Le centre du Mali reste sous haute tension. Dans la région de Mopti, où les groupes armés jihadistes conservent des capacités d’action importantes, l’embuscade tendue à une patrouille à Kaka vient rappeler que le changement de partenaires militaires n’a pas fait disparaître la menace.

Selon plusieurs sources locales rapportées par des médias, quatre membres de l’Africa Corps et sept chasseurs traditionnels dozos auraient été tués dans l’attaque. Le bilan pourrait toutefois être supérieur, faute de communication officielle détaillée.
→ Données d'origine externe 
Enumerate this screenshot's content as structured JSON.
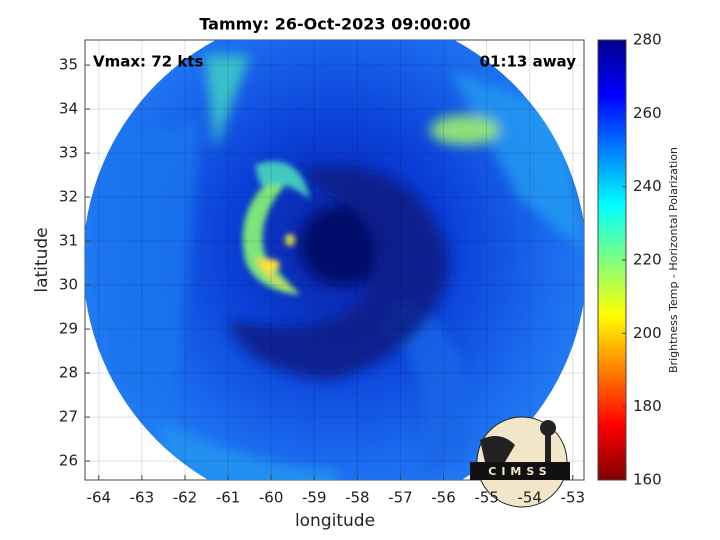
{
  "chart_data": {
    "type": "image-map",
    "title": "Tammy: 26-Oct-2023 09:00:00",
    "xlabel": "longitude",
    "ylabel": "latitude",
    "xlim": [
      -64.32,
      -52.74
    ],
    "ylim": [
      25.57,
      35.57
    ],
    "xticks": [
      -64,
      -63,
      -62,
      -61,
      -60,
      -59,
      -58,
      -57,
      -56,
      -55,
      -54,
      -53
    ],
    "yticks": [
      26,
      27,
      28,
      29,
      30,
      31,
      32,
      33,
      34,
      35
    ],
    "grid": true,
    "annotations": [
      "Vmax: 72 kts",
      "01:13 away"
    ],
    "logo": "CIMSS",
    "colorbar": {
      "label": "Brightness Temp - Horizontal Polarization",
      "lim": [
        160,
        280
      ],
      "ticks": [
        160,
        180,
        200,
        220,
        240,
        260,
        280
      ],
      "colormap": "jet",
      "reversed": true
    }
  }
}
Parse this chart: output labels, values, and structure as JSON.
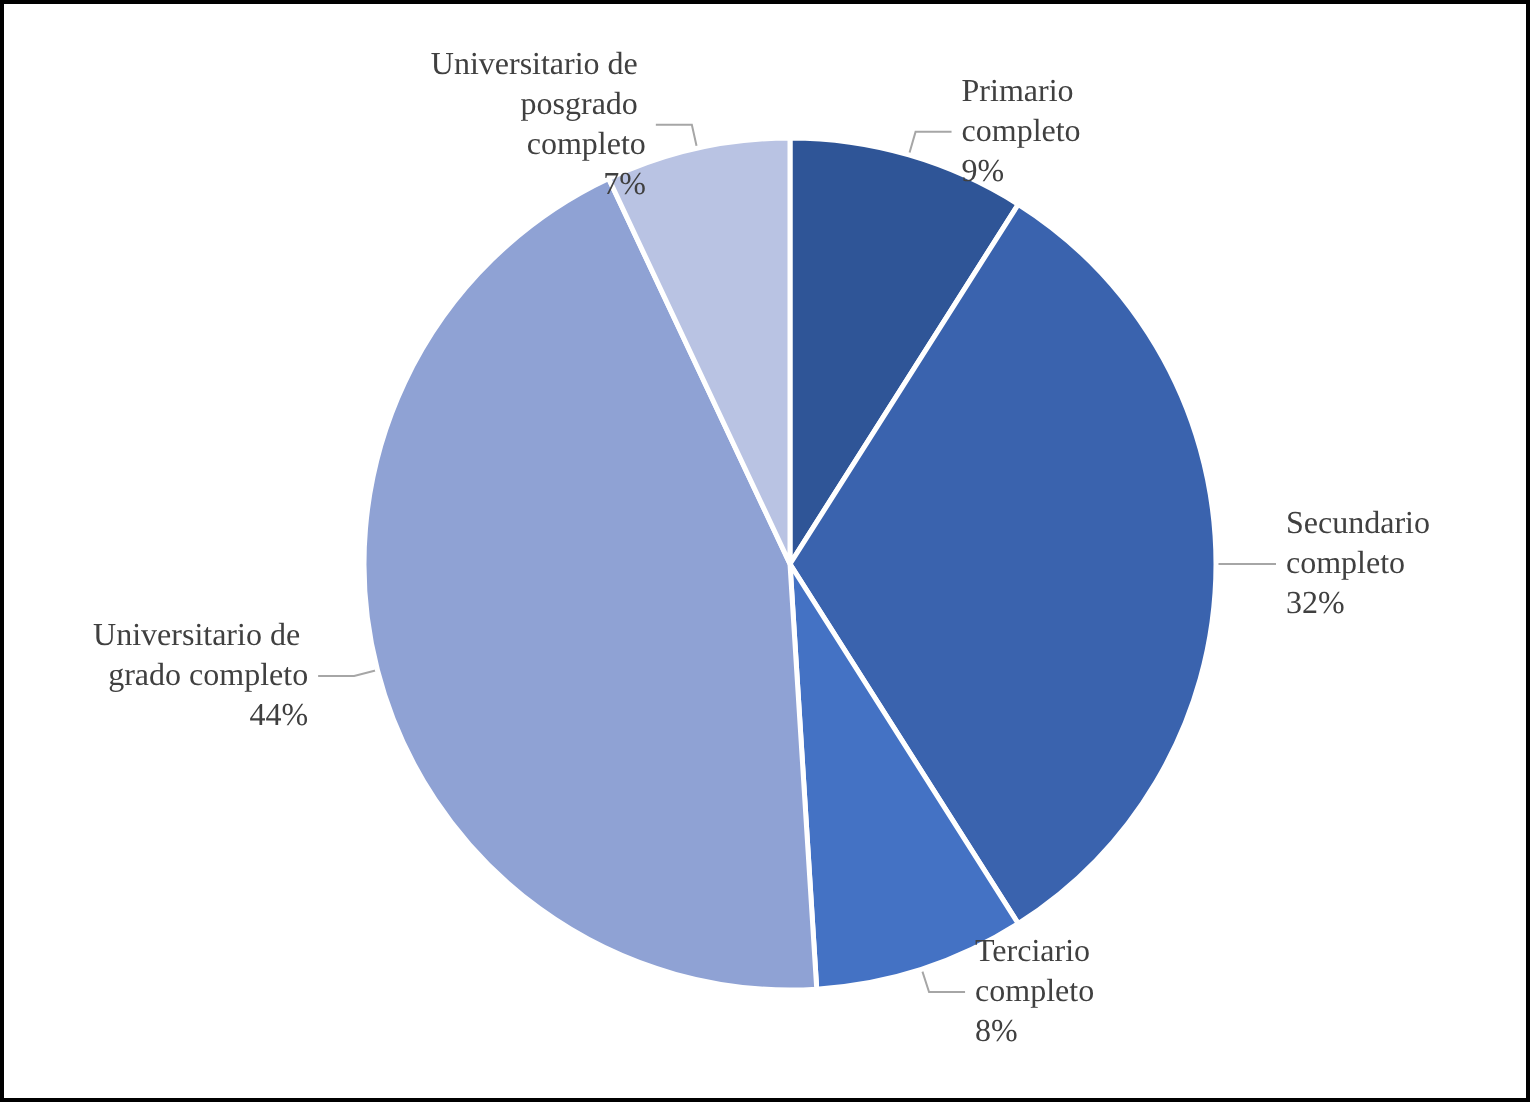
{
  "chart_data": {
    "type": "pie",
    "categories": [
      "Primario completo",
      "Secundario completo",
      "Terciario completo",
      "Universitario de grado completo",
      "Universitario de posgrado completo"
    ],
    "values": [
      9,
      32,
      8,
      44,
      7
    ],
    "colors": [
      "#2f5597",
      "#3a63ae",
      "#4472c4",
      "#8fa2d4",
      "#b9c3e3"
    ],
    "value_labels": [
      "9%",
      "32%",
      "8%",
      "44%",
      "7%"
    ],
    "legend": false
  }
}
Le Groupe de soutien à l’islam et aux musulmans (JNIM), affilié à Al-Qaïda, a revendiqué l’opération et diffusé des images censées documenter l’attaque.

Les dozos, première ligne et cibles des jihadistes

L’implication de chasseurs dozos dans cette patrouille révèle le poids pris par les groupes d’autodéfense communautaires dans la stratégie sécuritaire du Mali. Présents depuis longtemps dans plusieurs zones rurales, ces auxiliaires disposent d’une connaissance fine du terrain et des communautés.
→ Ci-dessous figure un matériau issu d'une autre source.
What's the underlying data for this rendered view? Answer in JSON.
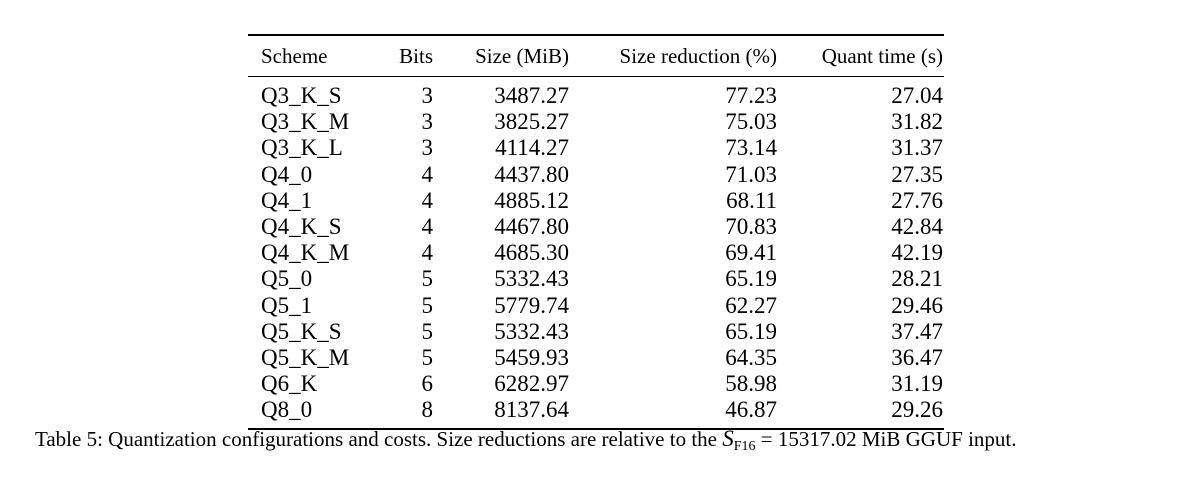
{
  "table": {
    "headers": {
      "scheme": "Scheme",
      "bits": "Bits",
      "size": "Size (MiB)",
      "reduction": "Size reduction (%)",
      "quant_time": "Quant time (s)"
    },
    "rows": [
      {
        "scheme": "Q3_K_S",
        "bits": "3",
        "size": "3487.27",
        "reduction": "77.23",
        "quant_time": "27.04"
      },
      {
        "scheme": "Q3_K_M",
        "bits": "3",
        "size": "3825.27",
        "reduction": "75.03",
        "quant_time": "31.82"
      },
      {
        "scheme": "Q3_K_L",
        "bits": "3",
        "size": "4114.27",
        "reduction": "73.14",
        "quant_time": "31.37"
      },
      {
        "scheme": "Q4_0",
        "bits": "4",
        "size": "4437.80",
        "reduction": "71.03",
        "quant_time": "27.35"
      },
      {
        "scheme": "Q4_1",
        "bits": "4",
        "size": "4885.12",
        "reduction": "68.11",
        "quant_time": "27.76"
      },
      {
        "scheme": "Q4_K_S",
        "bits": "4",
        "size": "4467.80",
        "reduction": "70.83",
        "quant_time": "42.84"
      },
      {
        "scheme": "Q4_K_M",
        "bits": "4",
        "size": "4685.30",
        "reduction": "69.41",
        "quant_time": "42.19"
      },
      {
        "scheme": "Q5_0",
        "bits": "5",
        "size": "5332.43",
        "reduction": "65.19",
        "quant_time": "28.21"
      },
      {
        "scheme": "Q5_1",
        "bits": "5",
        "size": "5779.74",
        "reduction": "62.27",
        "quant_time": "29.46"
      },
      {
        "scheme": "Q5_K_S",
        "bits": "5",
        "size": "5332.43",
        "reduction": "65.19",
        "quant_time": "37.47"
      },
      {
        "scheme": "Q5_K_M",
        "bits": "5",
        "size": "5459.93",
        "reduction": "64.35",
        "quant_time": "36.47"
      },
      {
        "scheme": "Q6_K",
        "bits": "6",
        "size": "6282.97",
        "reduction": "58.98",
        "quant_time": "31.19"
      },
      {
        "scheme": "Q8_0",
        "bits": "8",
        "size": "8137.64",
        "reduction": "46.87",
        "quant_time": "29.26"
      }
    ]
  },
  "caption": {
    "label": "Table 5:",
    "text_before": "Quantization configurations and costs. Size reductions are relative to the",
    "math_symbol": "S",
    "math_subscript": "F16",
    "math_equals": "= 15317.02",
    "text_after": "MiB GGUF input."
  }
}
Mais cette proximité constitue aussi leur vulnérabilité. En participant aux opérations contre les groupes djihadistes, les dozos deviennent eux-mêmes des cibles. Leur élimination permet aux combattants jihadistes de fragiliser les réseaux locaux de renseignement et de protection sur lesquels reposent une partie des opérations dans les zones rurales.

Moscou face à une guerre qui s’enlise

L’embuscade intervient également dans un contexte de rapprochement militaire marqué entre Bamako et Moscou. Après le départ des forces occidentales, les autorités maliennes ont fait de la coopération avec la Russie un élément central de leur politique sécuritaire.
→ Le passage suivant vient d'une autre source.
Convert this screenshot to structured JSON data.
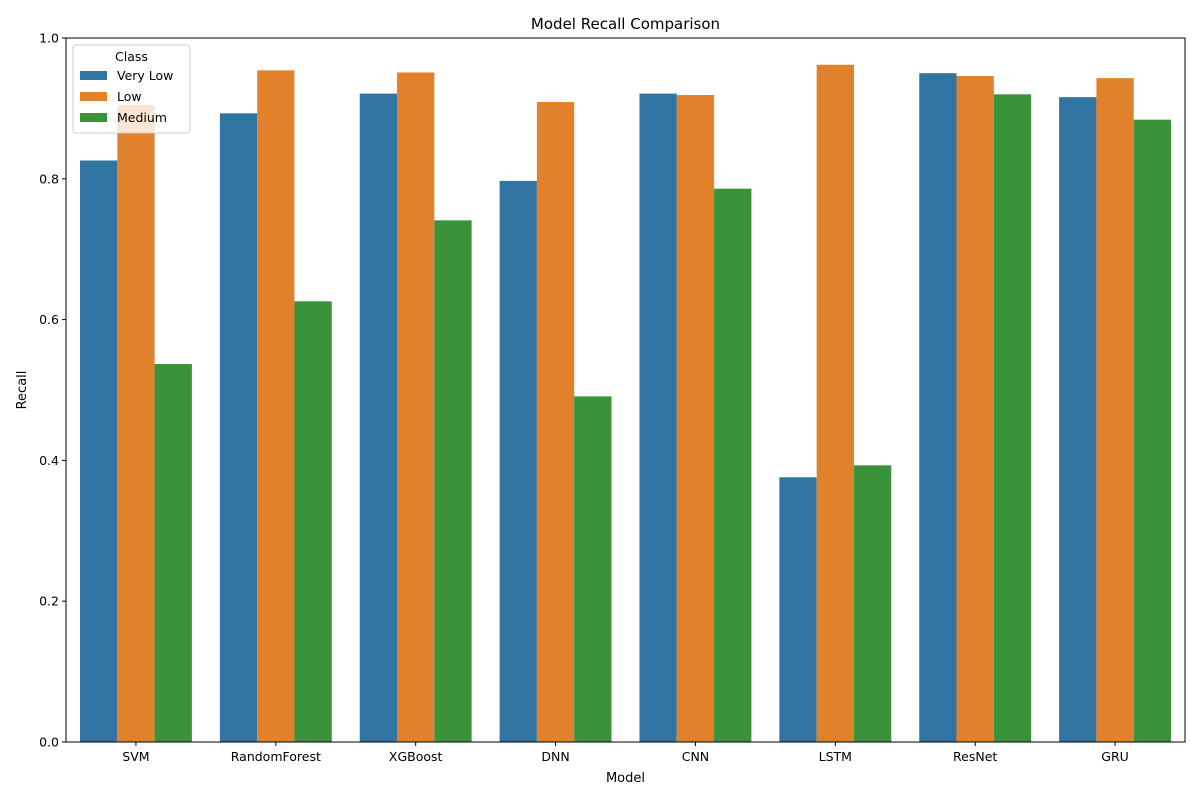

L’Africa Corps, qui a progressivement pris le relais de Wagner dans plusieurs engagements russes en Afrique, accompagne désormais les forces maliennes dans leurs opérations contre les groupes armés.

Mais Kaka rappelle une réalité difficile à masquer : la présence de nouveaux partenaires militaires ne suffit pas, à elle seule, à neutraliser une insurrection profondément enracinée dans certaines zones du pays.

L’attaque démontre surtout que le JNIM conserve une capacité de renseignement, de mobilité et de planification lui permettant de choisir ses cibles et de frapper des patrouilles pourtant engagées dans la lutte antijihadiste.

Pour Bamako comme pour Moscou, le défi demeure donc entier : transformer la présence militaire en contrôle durable du territoire. À Kaka, les jihadistes viennent une nouvelle fois de rappeler que cette bataille est loin d’être gagnée.